Re: (OPE-L) Re: dialectics: 'new', 'systematic' and 'materialist'

From: Andrew Brown (Andrew@LUBS.LEEDS.AC.UK)
Date: Mon Mar 15 2004 - 09:37:30 EST

Thanks Jerry,

> Patrick Murray is also grouped by Robert Albritton as being an
> advocate of "The New Dialectics."  To understand why see Murray's
> "Things Fall Apart: Historical Dialectics and the Critique of
> Political Economy" in Albritton R. and Simoulidis, J. (eds.) (2003)
> _New Dialectics and Political Economy_.

On the definition 'new dialectics' I guess we need say no more given Chris's post. I
think I am closer to Murray than to Chris and Tony regarding, at least, the issue of
value. The great thing I take from Murray is his exposition of how (his interpretation
of) Hegel's 'Logic of Essence' helps grasp the value relation. Basically, essence is
inherently non-sensuous. It must appear as something other than itself, as
something sensuous. In the case of value, essence is (congealed) abstract labour,
and it must appear as, ultimately, money. Jairus Banaji pioneered this interpretation.

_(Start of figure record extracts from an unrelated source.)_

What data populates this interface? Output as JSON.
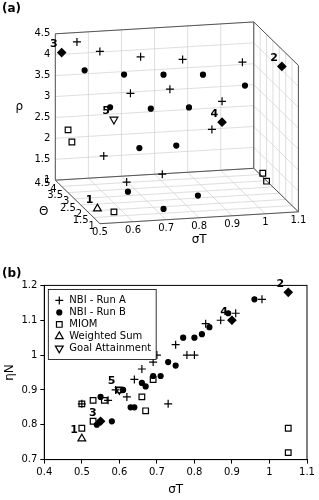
{
  "chart_data": [
    {
      "type": "scatter3d",
      "title": "(a)",
      "x_label": "σT",
      "y_label": "Θ",
      "z_label": "ρ",
      "xlim": [
        0.5,
        1.1
      ],
      "xticks": [
        0.5,
        0.6,
        0.7,
        0.8,
        0.9,
        1,
        1.1
      ],
      "ylim": [
        1,
        4.5
      ],
      "yticks": [
        1,
        1.5,
        2,
        2.5,
        3,
        3.5,
        4,
        4.5
      ],
      "zlim": [
        1,
        4.5
      ],
      "zticks": [
        1,
        1.5,
        2,
        2.5,
        3,
        3.5,
        4,
        4.5
      ],
      "grid": true,
      "series": [
        {
          "name": "NBI - Run A",
          "color": "#000000",
          "marker": "plus",
          "values": [
            [
              0.55,
              4.1,
              4.4
            ],
            [
              0.6,
              3.6,
              4.3
            ],
            [
              0.7,
              3.0,
              4.3
            ],
            [
              0.8,
              2.3,
              4.4
            ],
            [
              0.95,
              1.5,
              4.5
            ],
            [
              0.65,
              2.5,
              3.6
            ],
            [
              0.75,
              2.0,
              3.8
            ],
            [
              0.9,
              1.8,
              3.5
            ],
            [
              0.85,
              1.3,
              3.0
            ],
            [
              0.6,
              1.5,
              1.8
            ],
            [
              0.7,
              1.3,
              2.0
            ],
            [
              0.55,
              2.0,
              2.3
            ]
          ]
        },
        {
          "name": "NBI - Run B",
          "color": "#000000",
          "marker": "dot",
          "values": [
            [
              0.55,
              3.5,
              3.9
            ],
            [
              0.65,
              3.0,
              3.9
            ],
            [
              0.75,
              2.5,
              4.0
            ],
            [
              0.85,
              2.0,
              4.1
            ],
            [
              0.6,
              2.8,
              3.2
            ],
            [
              0.7,
              2.2,
              3.3
            ],
            [
              0.8,
              1.8,
              3.4
            ],
            [
              0.95,
              1.3,
              4.0
            ],
            [
              0.65,
              1.8,
              2.5
            ],
            [
              0.75,
              1.5,
              2.6
            ],
            [
              0.6,
              1.4,
              1.6
            ],
            [
              0.7,
              1.2,
              1.2
            ],
            [
              0.8,
              1.1,
              1.5
            ]
          ]
        },
        {
          "name": "MIOM",
          "color": "#000000",
          "marker": "square",
          "values": [
            [
              0.5,
              3.5,
              2.5
            ],
            [
              0.5,
              3.2,
              2.3
            ],
            [
              1.05,
              2.5,
              1.5
            ],
            [
              1.05,
              2.2,
              1.4
            ],
            [
              0.55,
              1.2,
              1.2
            ]
          ]
        },
        {
          "name": "Weighted Sum",
          "color": "#000000",
          "marker": "triangle",
          "values": [
            [
              0.5,
              1.2,
              1.3
            ]
          ]
        },
        {
          "name": "Goal Attainment",
          "color": "#000000",
          "marker": "triangle_down",
          "values": [
            [
              0.6,
              2.5,
              3.0
            ]
          ]
        },
        {
          "color": "#000000",
          "marker": "diamond",
          "values": [
            [
              1.05,
              1.0,
              4.5
            ],
            [
              0.5,
              4.0,
              4.2
            ],
            [
              0.9,
              1.8,
              3.0
            ]
          ]
        }
      ],
      "annotations": [
        {
          "text": "1",
          "x": 0.5,
          "y": 1.2,
          "z": 1.3
        },
        {
          "text": "2",
          "x": 1.05,
          "y": 1.0,
          "z": 4.5
        },
        {
          "text": "3",
          "x": 0.5,
          "y": 4.0,
          "z": 4.2
        },
        {
          "text": "4",
          "x": 0.9,
          "y": 1.8,
          "z": 3.0
        },
        {
          "text": "5",
          "x": 0.6,
          "y": 2.5,
          "z": 3.0
        }
      ]
    },
    {
      "type": "scatter",
      "title": "(b)",
      "x_label": "σT",
      "y_label": "ηN",
      "xlim": [
        0.4,
        1.1
      ],
      "xticks": [
        0.4,
        0.5,
        0.6,
        0.7,
        0.8,
        0.9,
        1,
        1.1
      ],
      "ylim": [
        0.7,
        1.2
      ],
      "yticks": [
        0.7,
        0.8,
        0.9,
        1,
        1.1,
        1.2
      ],
      "grid": false,
      "legend": "upper left",
      "series": [
        {
          "name": "NBI - Run A",
          "color": "#000000",
          "marker": "plus",
          "values": [
            [
              0.5,
              0.86
            ],
            [
              0.57,
              0.87
            ],
            [
              0.59,
              0.9
            ],
            [
              0.62,
              0.88
            ],
            [
              0.64,
              0.93
            ],
            [
              0.66,
              0.96
            ],
            [
              0.69,
              0.98
            ],
            [
              0.7,
              1.0
            ],
            [
              0.73,
              0.86
            ],
            [
              0.75,
              1.03
            ],
            [
              0.78,
              1.0
            ],
            [
              0.8,
              1.0
            ],
            [
              0.83,
              1.09
            ],
            [
              0.87,
              1.1
            ],
            [
              0.9,
              1.1
            ],
            [
              0.91,
              1.12
            ],
            [
              0.98,
              1.16
            ]
          ]
        },
        {
          "name": "NBI - Run B",
          "color": "#000000",
          "marker": "dot",
          "values": [
            [
              0.54,
              0.8
            ],
            [
              0.55,
              0.88
            ],
            [
              0.58,
              0.81
            ],
            [
              0.61,
              0.9
            ],
            [
              0.63,
              0.85
            ],
            [
              0.64,
              0.85
            ],
            [
              0.66,
              0.92
            ],
            [
              0.67,
              0.91
            ],
            [
              0.69,
              0.94
            ],
            [
              0.71,
              0.94
            ],
            [
              0.73,
              0.98
            ],
            [
              0.75,
              0.97
            ],
            [
              0.77,
              1.05
            ],
            [
              0.8,
              1.05
            ],
            [
              0.82,
              1.06
            ],
            [
              0.84,
              1.08
            ],
            [
              0.89,
              1.12
            ],
            [
              0.96,
              1.16
            ]
          ]
        },
        {
          "name": "MIOM",
          "color": "#000000",
          "marker": "square",
          "values": [
            [
              0.5,
              0.86
            ],
            [
              0.5,
              0.79
            ],
            [
              0.53,
              0.87
            ],
            [
              0.53,
              0.81
            ],
            [
              0.56,
              0.87
            ],
            [
              0.6,
              0.9
            ],
            [
              0.66,
              0.88
            ],
            [
              0.67,
              0.84
            ],
            [
              0.69,
              0.93
            ],
            [
              1.05,
              0.79
            ],
            [
              1.05,
              0.72
            ]
          ]
        },
        {
          "name": "Weighted Sum",
          "color": "#000000",
          "marker": "triangle",
          "values": [
            [
              0.5,
              0.76
            ]
          ]
        },
        {
          "name": "Goal Attainment",
          "color": "#000000",
          "marker": "triangle_down",
          "values": [
            [
              0.6,
              0.9
            ]
          ]
        },
        {
          "color": "#000000",
          "marker": "diamond",
          "values": [
            [
              1.05,
              1.18
            ],
            [
              0.55,
              0.81
            ],
            [
              0.9,
              1.1
            ]
          ]
        }
      ],
      "annotations": [
        {
          "text": "1",
          "x": 0.5,
          "y": 0.76
        },
        {
          "text": "2",
          "x": 1.05,
          "y": 1.18
        },
        {
          "text": "3",
          "x": 0.55,
          "y": 0.81
        },
        {
          "text": "4",
          "x": 0.9,
          "y": 1.1
        },
        {
          "text": "5",
          "x": 0.6,
          "y": 0.9
        }
      ]
    }
  ]
}
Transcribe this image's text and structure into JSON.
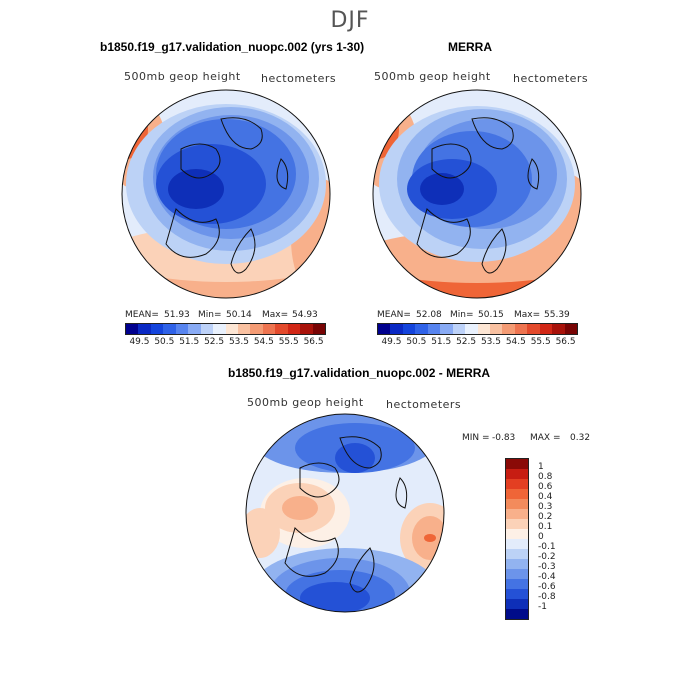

> You write above that "new dialectics correctly stresses the need to
> develop, to dialectically derive, concepts ...."   I think this
> formulation is misleading since it  suggests that they as a group
> believe that the "method of inquiry" should be dialectical.  This is a
> position that Murray explicitly rejects (Ibid, pp. 160-1).  Chris, I
> think, shares Murray's view that  "the method of  inquiry must take
> its lead from the object being investigated."   This represents a
> point of contrast to "materialist dialectics",  doesn't it?

I certainly didn't mean to imply such a denial. Materialist dialectics strongly
*upholds* the distinction between method of inquiry and of presentation, in my view.

Moreover, it is of course the case that the object of investigation leads the inquiry,
according to materialist dialectics.

Perhaps you are getting at the distinction between those approaches that see
systematic dialectics as having possible application outside of capitalism (e.g. T.
Smith) and those who see it as applicable only due to the perversity of capitalism
(e.g. Chris A.). I would place materialist dialectics in the former camp (though
materialist dialectics is otherwise different to Tony's position).

> > I would see the tradition in part developed and inspired by Ben Fine
> > as compatible  with materialist dialectics. [...] Alfredo's work is
> > another good  example. Alfredo first introduced me to both new
> > dialectics and materialist dialectics (though we seem to disagree
> > about many things philosophical).
> Well ... if you seem to disagree about many things philosophical with
> Alfredo, shouldn't you also disagree with many philosophical positions
> advanced by Fine?   After all, their positions can't be so far apart
> since they are co-authors (of the fourth edition of _Marx's Capital_)
> and Fine wrote that the 2 of them developed "a mutual and common
> understanding of Marx's political economy."   Doesn't this imply --
> indeed require -- a mutual and common understanding of Marx's method
> and philosophy?

Well, just in case anyone is still interested, your helpful question allows me to
explain a little further my position. I argue that, amongst other things, materialist
dialectics represents a philosophical, methodological, and abstract theoretical
deepening of the tradition to which Fine and Alfredo belong. It fruitfully develops this
tradition by bringing out its' abstract basis, and thereby, I hope, contributes to a
better appreciation and further development of its' more concrete aspects. Fine
himself seems to care little (less than me anyway) for such very abstract concerns.
Alfredo has a somewhat different philosophical take than me.

I guess at the time of Fine's initial work neither the resources of systematic dialectics
nor of materialist dialectics were well known. If one wanted to 'develop from abstract
to concrete', the Althusserian tradition seemed the best bet. Somewhere recently, I
noticed that Fine regretted the Althusserian influence on his 'Rereading Capital' (with
Harris). Since then, however, they have become prominent and so the 4th edition of
'Marx's Capital' is replete with references to systematic dialectics and to materialist
dialectics. Indeed Alfredo's 'The Value of Marx' makes what, in paraphrase, are the
same criticisms of Hegel-inspired systematic dialectics as I do, whilst, as I do,
affirming the tremendous advance that has been achieved by this body of work.
That is, Alfredo criticices Hegel-inspired systematic dialectics for being idealist and
advocates Ilyenkov's materialist dialectics. More concretely he criticises value-form
theory for overplaying the role of money [the critique of the value-form school is
something I haven't touched upon in the previous brief summary but is very
important]. However, the content of our respective critiques of Hegel-inspired
systemtic dialectics and corresponding intepretations of systematic dialectics is
significantly different: e.g. we have different respective definitions of 'idealism'.